Major issues in the election campaign included the Islands' constitutional status, immigration, housing, and environmental protection.

==Results==
John McLean, Agriculture Minister, lost his seat to his cousin, Arden McLean.

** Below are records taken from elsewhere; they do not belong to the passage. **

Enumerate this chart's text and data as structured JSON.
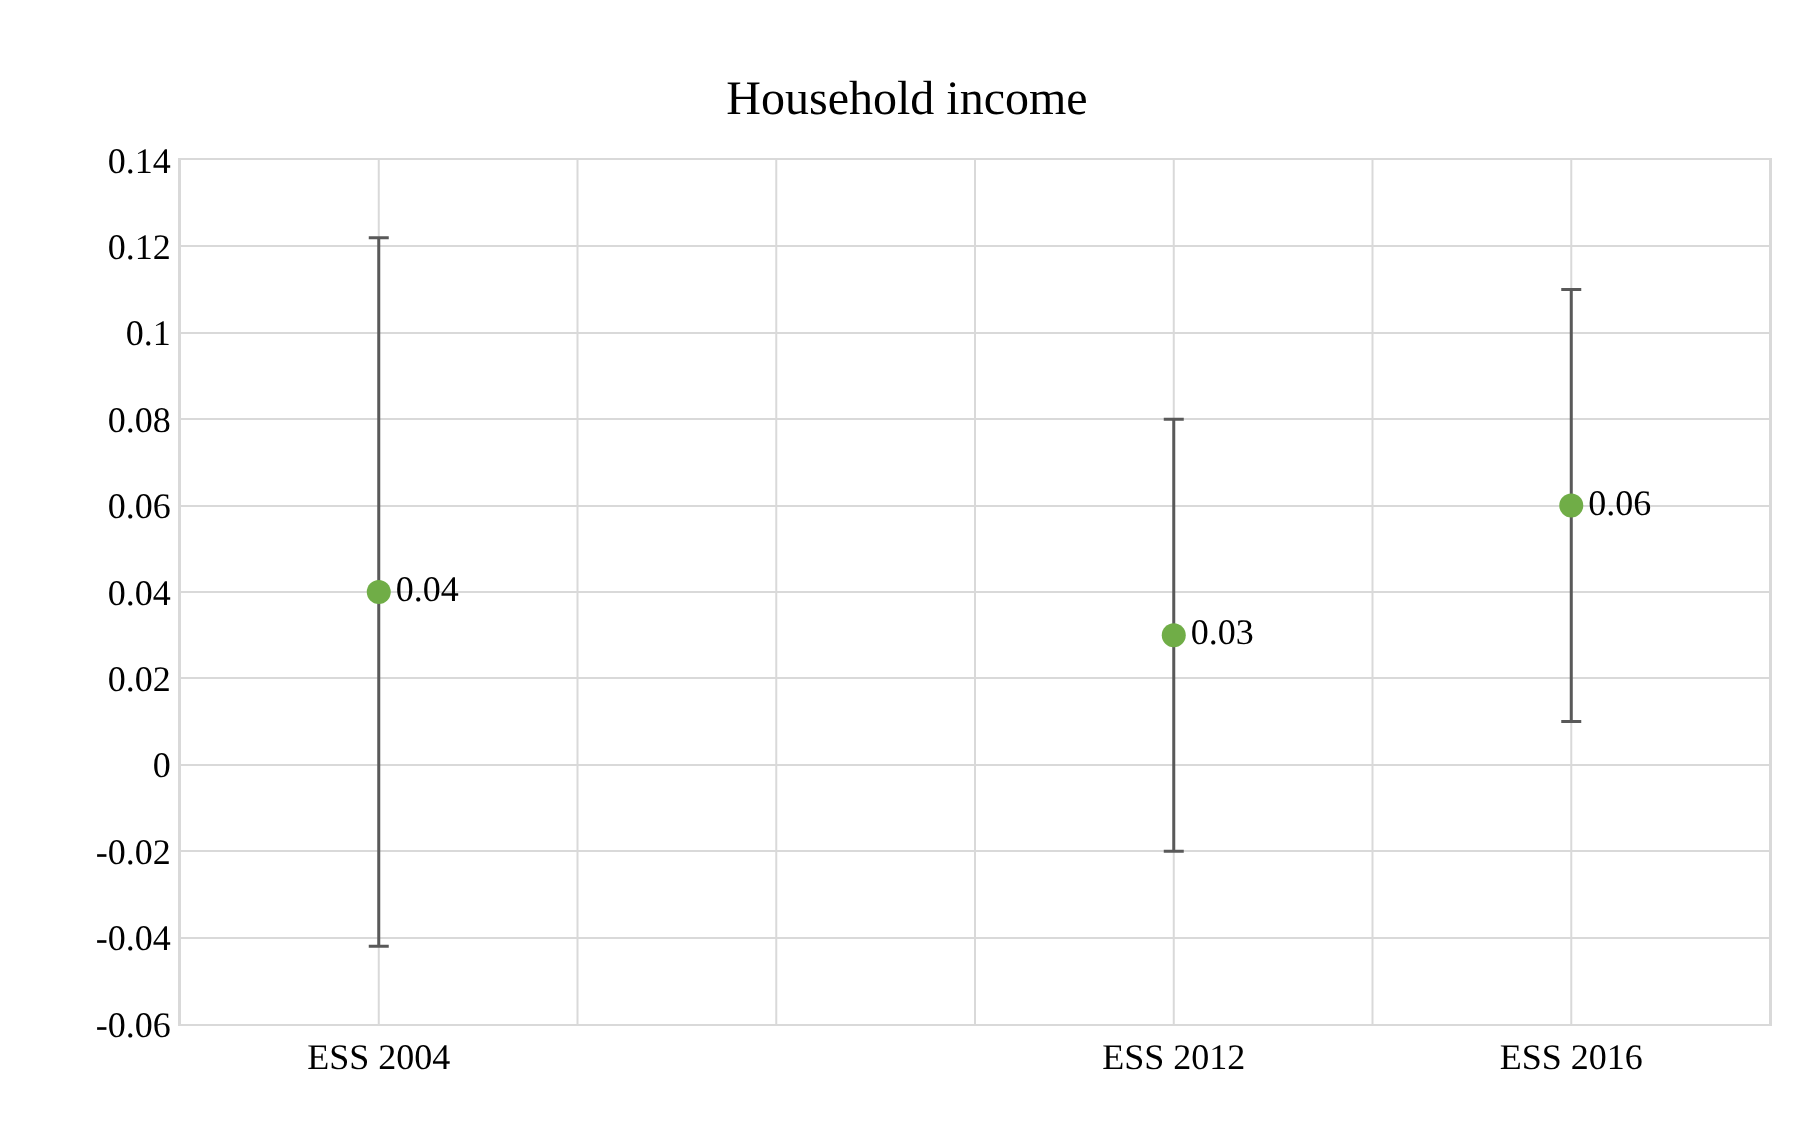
{
  "chart_data": {
    "type": "scatter",
    "title": "Household income",
    "categories": [
      null,
      "ESS 2004",
      null,
      null,
      null,
      "ESS 2012",
      null,
      "ESS 2016",
      null
    ],
    "series": [
      {
        "color": "#70ad47",
        "values": [
          null,
          0.04,
          null,
          null,
          null,
          0.03,
          null,
          0.06,
          null
        ],
        "errors": [
          null,
          [
            -0.042,
            0.122
          ],
          null,
          null,
          null,
          [
            -0.02,
            0.08
          ],
          null,
          [
            0.01,
            0.11
          ],
          null
        ]
      }
    ],
    "ylim": [
      -0.06,
      0.14
    ],
    "yticks": [
      -0.06,
      -0.04,
      -0.02,
      0,
      0.02,
      0.04,
      0.06,
      0.08,
      0.1,
      0.12,
      0.14
    ],
    "grid": true,
    "marker": "circle",
    "data_labels": true,
    "legend": false
  }
}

| Party |  | Votes | % | Seats | +/– |
|  | Democratic Alliance and independents |  |  | 12 | – |
|  | National Team |  |  | 3 | –6 |
| Total |  |  |  | 15 | 0 |
| Total votes |  | 9,344 | – |  |  |
| Registered voters/turnout |  | 11,604 | 80.52 |  |  |
Source: Elections Office

=== By district ===

| District | Candidate | Votes | % |
| Bodden Town | Roy Bodden | 1,008 | 62.96 |
| Gilbert Allan McLean | 788 | 49.22 |
| Anthony Eden | 759 | 47.41 |
| Mary J. Lawrence | 658 | 41.10 |
| Joseph Ebanks | 450 | 28.11 |
| Osbourne Bodden | 440 | 27.48 |
| Heather Dianne Bodden | 279 | 17.43 |
| Arnold Thomas Berry | 232 | 14.49 |
| Anthony Scott | 185 | 11.56 |
| Charles Wesley Watler | 135 | 8.43 |
| Cayman Brac and Little Cayman | Julianna O'Connor-Connolly | 590 | 76.62 |
| Lyndon Leathan Martin | 324 | 42.08 |
| Audley U. Scott | 226 | 29.35 |
| George Eldemire | 204 | 26.49 |
| Maxine Avon Moore-Mccoy | 35 | 4.55 |
| Rupert Kelvin Thompson | 30 | 3.90 |
| East End | Arden McLean | 200 | 37.11 |
| John Bonwell McLean Sr. | 175 | 32.47 |
| Kenross Diaz Conolly | 164 | 30.43 |
| George Town | Kurt Tibbetts | 2,753 | 80.97 |
| Alden McLaughlin | 2,057 | 60.50 |
| Frank Swarres McField | 1,690 | 49.71 |
| Linford Ainsworth Pierson | 1,506 | 44.29 |
| Lucille Dell Seymour | 1,450 | 42.65 |
| Truman Murray Bodden | 917 | 26.97 |
| Berna Thompson Cummins | 788 | 23.18 |
| Bridget McPartland | 554 | 16.29 |
| Melba M. Nixon | 314 | 9.24 |
| A. Steve McField | 297 | 8.74 |
| Jefford Robert Bodden | 114 | 3.35 |
| Craig Anthony Brown | 78 | 2.29 |
| Florence Goring-Nozza | 52 | 1.53 |
| Rodney Robert Ebanks | 36 | 1.06 |
| North Side | Edna Moyle | 249 | 53.32 |
| Denison Ezzard Miller | 218 | 46.68 |
| West Bay | McKeeva Bush | 1,462 | 56.95 |
| Rolston Anglin | 1,030 | 40.12 |
| Eugene Ebanks | 929 | 36.19 |
| Cline Glidden | 789 | 30.74 |
| Bernie Bush | 742 | 28.91 |
| Tara Rivers | 671 | 26.14 |
| Thomas Jefferson | 539 | 21.00 |
| Leonard Ebanks | 533 | 20.76 |
| Sterling Dwayn Ebanks | 449 | 17.49 |
| Mario E. Ebanks | 354 | 13.79 |
| Mitchell Ebanks | 304 | 11.84 |
| Arden B. Parsons | 303 | 11.80 |
| Billy Ebanks | 300 | 11.69 |
| John Dwight Jefferson | 286 | 11.14 |
| Frank Banks | 277 | 10.79 |
| James Cyril Parsons Jr. | 204 | 7.95 |
| Ina Claire Orr | 195 | 7.60 |
| Clarence Bothwell | 154 | 6.00 |
| Alice Mae Coe | 138 | 5.38 |
| Daphne Ackermon-Orrett | 129 | 5.03 |
| Waldo Hilton Parchment | 124 | 4.83 |
| Cadian Ebanks | 16 | 0.62 |

==Aftermath==
The United Democratic Party (UDP) was formed in November 2001, and would oust Tibbetts as Leader of Government Business that month in a vote of 9 to 5. Tibbett's would be replaced as Leader of Government Business by McKeeva Bush of the UDP. Tibbett's was elected as leader of the new opposition party, the People's Progressive Movement, in May 2002. The party would go on to win the 2005 general election.